L'étiquetage en français, bouclier  du consommateur.

 

  L'intitulé du produit pourra être étranger, la composition sera en français.

 

Le secrétaire d'État aux PME et au Commerce, Renaud Dutreil, a signé un projet de décret stipulant le maintien de l'obligation d'étiqueter en français les produits alimentaires vendus en France, mais autorisant parallèlement l'emploi d'une ou plusieurs langues étrangères pour cet étiquetage.

Cette décision fait suite à une procédure d'infraction, lancée samedi contre la France par la Commission européenne de Bruxelles, ainsi qu'au fait que les consommateurs français sont fermement opposés à la suppression de l'obligation d'étiqueter en français les produits alimentaires vendus dans le pays.

La Commission a demandé à la France de cesser d'imposer sa réglementation, en application d'un arrêt rendu en 2000 par la Cour européenne de justice.
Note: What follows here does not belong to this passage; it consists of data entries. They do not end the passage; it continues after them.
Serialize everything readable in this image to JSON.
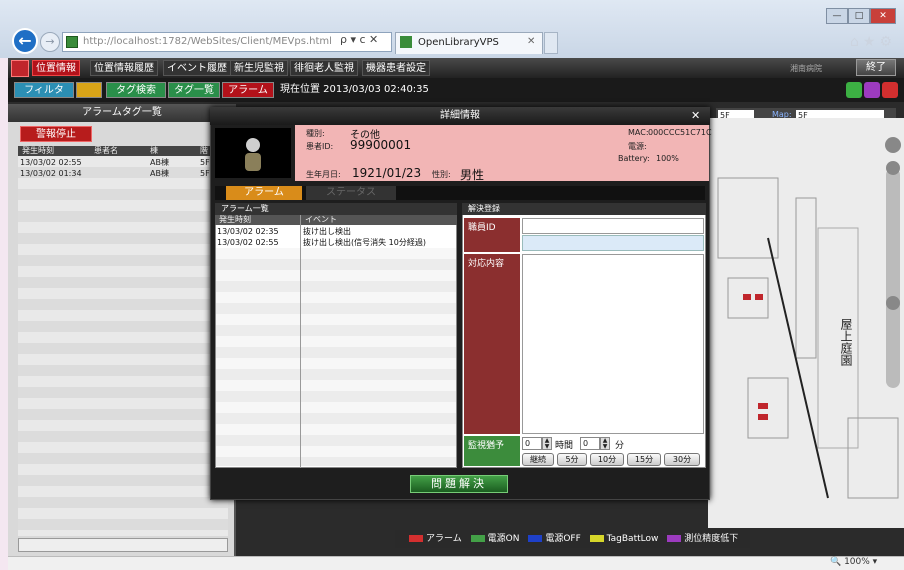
{
  "browser": {
    "address": "http://localhost:1782/WebSites/Client/MEVps.html",
    "address_host": "localhost",
    "address_ctrl": "ρ ▾ c ✕",
    "tab_title": "OpenLibraryVPS",
    "zoom": "100%"
  },
  "menu": {
    "items": [
      "位置情報",
      "位置情報履歴",
      "イベント履歴",
      "新生児監視",
      "徘徊老人監視",
      "機器患者設定"
    ],
    "active_index": 0,
    "hospital": "湘南病院",
    "end_label": "終了"
  },
  "toolbar": {
    "filter": "フィルタ",
    "search": "タグ検索",
    "list": "タグ一覧",
    "alarm": "アラーム",
    "current_position": "現在位置 2013/03/03 02:40:35"
  },
  "left_panel": {
    "title": "アラームタグ一覧",
    "stop_button": "警報停止",
    "columns": [
      "発生時刻",
      "患者名",
      "棟",
      "階"
    ],
    "rows": [
      {
        "time": "13/03/02 02:55",
        "name": "",
        "building": "AB棟",
        "floor": "5F"
      },
      {
        "time": "13/03/02 01:34",
        "name": "",
        "building": "AB棟",
        "floor": "5F"
      }
    ]
  },
  "map": {
    "floor": "5F",
    "map_label": "Map:",
    "map_value": "5F",
    "building_label": "屋上庭園"
  },
  "legend": [
    {
      "label": "アラーム",
      "color": "#d32f2f"
    },
    {
      "label": "電源ON",
      "color": "#43a047"
    },
    {
      "label": "電源OFF",
      "color": "#1e40c8"
    },
    {
      "label": "TagBattLow",
      "color": "#d6d62a"
    },
    {
      "label": "測位精度低下",
      "color": "#9c3bbf"
    }
  ],
  "dialog": {
    "title": "詳細情報",
    "type_label": "種別:",
    "type_value": "その他",
    "patient_label": "患者ID:",
    "patient_value": "99900001",
    "birth_label": "生年月日:",
    "birth_value": "1921/01/23",
    "sex_label": "性別:",
    "sex_value": "男性",
    "mac_label": "MAC:",
    "mac_value": "000CCC51C71C",
    "power_label": "電源:",
    "battery_label": "Battery:",
    "battery_value": "100%",
    "tabs": [
      "アラーム",
      "ステータス"
    ],
    "alarm_list": {
      "title": "アラーム一覧",
      "columns": [
        "発生時刻",
        "イベント"
      ],
      "rows": [
        {
          "time": "13/03/02 02:35",
          "event": "抜け出し検出"
        },
        {
          "time": "13/03/02 02:55",
          "event": "抜け出し検出(信号消失 10分経過)"
        }
      ]
    },
    "resolution": {
      "title": "解決登録",
      "staff_label": "職員ID",
      "content_label": "対応内容",
      "grace_label": "監視猶予",
      "hours_value": "0",
      "hours_label": "時間",
      "minutes_value": "0",
      "minutes_label": "分",
      "presets": [
        "継続",
        "5分",
        "10分",
        "15分",
        "30分"
      ]
    },
    "solve_button": "問題解決"
  },
  "colors": {
    "accent_red": "#b3121a",
    "info_pink": "#f2b5b5",
    "tab_orange": "#d98c1a",
    "grace_green": "#3c8c3c"
  }
}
Elle lui a donné deux mois pour prendre position, l'avertissant que, faute de réponse satisfaisante, elle pourrait demander sa condamnation devant la même Cour.

L'arrêt rendu le 12 septembre 2000 par la CEJ interdit qu'une réglementation nationale impose l'utilisation d'une langue déterminée pour l'étiquetage des denrées alimentaires, au nom du principe de la libre circulation des biens dans l'Union européenne.

La loi Toubon « relative à l'emploi de la langue française » du 4 août 1994 rend obligatoire l'usage du français pour « tous les documents destinés à informer l'utilisateur ou le consommateur : étiquetage, prospectus, catalogues, brochures et autres documents d'information ».

Un porte-parole de la Commission européenne, Gilles Gantelet, a affirmé que « cela fait plus d'un an» que Bruxelles s'est « mis d'accord avec la France » sur un projet de texte permettant à Paris de régulariser sa situation.

Selon ce haut fonctionnaire international, la seule chose que la France ne puisse pas faire, c'est d'imposer à un producteur de traduire la dénomination de son produit. Et de prendre un exemple, qui dénote sa conception parfaitement administrative de la vie et qui laissera pantois les amateurs de bonne chère de notre beau pays : « Les "chicken wings" (NDLR : ailes de poulet) doivent pouvoir être vendues sous ce nom, mais la France peut imposer parallèlement des mentions obligatoires en français comme la liste des ingrédients. »

Le projet de décret du ministre ne peut que satisfaire les associations de consommateurs. « Imaginez la situation si nous avions des étiquettes en grec ou dans une des langues slaves des pays candidats à l'Union européenne », dit Nicolas Larmagnac de l'association UFC-Que Choisir. Pour lui, l'objectif caché de Bruxelles est de généraliser l'étiquetage en anglais.

La demande de Bruxelles risque d'avoir un effet pervers, les consommateurs étant très soucieux de transparence: « Si l'étiquetage n'est pas clair, les consommateurs vont d'une certaine façon douter des produits et se tourner vers les fabrications nationales. Ce qui ira à l'encontre des buts de la Commission européenne, qui sont le marché unique et une concurrence saine ».

Dans son arrêt, la Cour laisse la possibilité aux États membres d'imposer d'autres moyens d'information du consommateur, comme une photo explicite sur l'emballage, ou une affiche dans la langue nationale sur le lieu de vente. « La photo n'explique pas tout : elle peut être interprétée de différentes façons ? », s'interroge un porte-parole de la CLCV. L'association Consofrance appelle « les consommateurs à refuser l'achat de tout produit ne portant pas de mentions suffisamment explicites dans la langue qui leur est compréhensible ».